Even a casual glance at any standard calendar for late December and early January will reveal a number of holiday occasions, some very familiar – like Christmas and New Year’s Day – but a few that may frankly be puzzling. What is “Boxing Day,” anyway? So, in the interest of cultural and spiritual awareness I thought I would elaborate on three of these interesting upcoming dates.
Boxing Day – also known as St. Stephen’s Day – is widely observed throughout the British Commonwealth, including the nation of Canada. It is generally reserved for the day after Christmas, although there are some regional variations. A very old tradition, with roots in the Middle Ages, Boxing Day affords an opportunity to acknowledge and assist people who are in need and those in positions of service (like housekeepers, hair dressers, etc.). Sometimes, in the past, employers and employees actually exchanged places for the day. Benevolence and gift giving are common features of this generally happy, restful day.
Epiphany is a joyful Christian holiday celebrated throughout much of the world. In our part of the world, it occurs every year on January 6. Also called Twelfth Night or Three Kings Day, Epiphany is one of the oldest of Christian feast days – actually predating Christmas observances. It recalls the adoration of Persian Magi (astrologers or “Wise Men”) who perceived Jesus’ birth by way of the stars and travelled to far-off Bethlehem to honor him with their gifts of gold and expensive perfumes. Epiphany is observed in markedly different ways in different countries and cultures but it generally involves gift-giving of some sort in keeping with the example of the Wise Men long ago.
First conceived in the mid-1960’s, Kwanzaa is a time to recognize and celebrate African-American culture – although it has since grown to include other races and cultures as well. The word “Kwanzaa” itself is adapted from an East African phrase that means “first fruits” or harvest. Over the course of a week, people are invited to consider seven principles, among them cooperation, community and creativity. On the seventh day of Kwanzaa there is typically a feast that incorporates gift-giving among family and friends. The gifts are often handmade, in part to avoid conspicuous consumerism but also to underscore their intensely personal nature – those who give are thus offering something of themselves.

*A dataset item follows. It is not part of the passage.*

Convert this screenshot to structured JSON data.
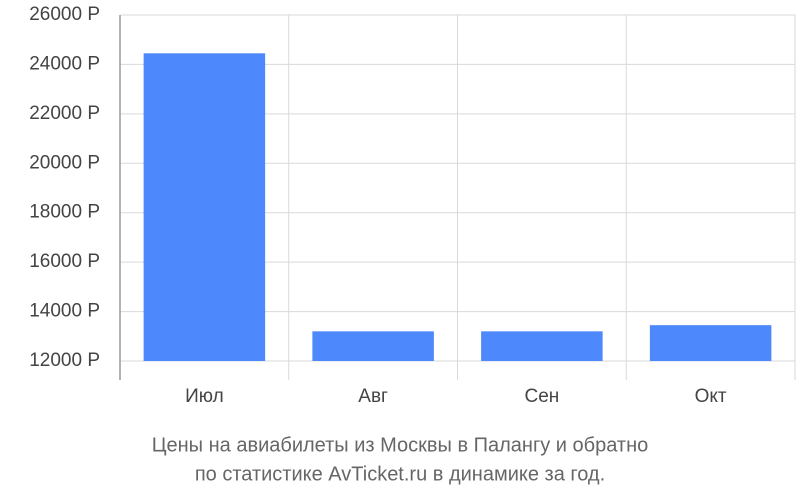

You may have noticed, all of these annual holiday events have something significant in common – an emphasis on giving. And not just giving someone a store bought gadget or gift card but giving something substantial of one’s self. Even if you do not celebrate Boxing Day, Epiphany or Kwanzaa in your home or community, perhaps you might take a cue from their shared feature of self-giving and seriously consider what you may be able to give – of yourself – for the sake of others as we enter the new year. Maybe you could give some of your time to drive an elderly neighbor to her doctor’s office or to volunteer at the hospital; you could donate some of your plasma to a local blood bank; you could register as an organ and tissue donor; if nothing else, merely give loved ones the benefit of knowing your wishes should they ever be pressed for a decision about cardiac resuscitation or life support, in your behalf. These are gifts of lasting importance that no amount of money can ever buy. Will you make this extended holiday season an extended time of giving too?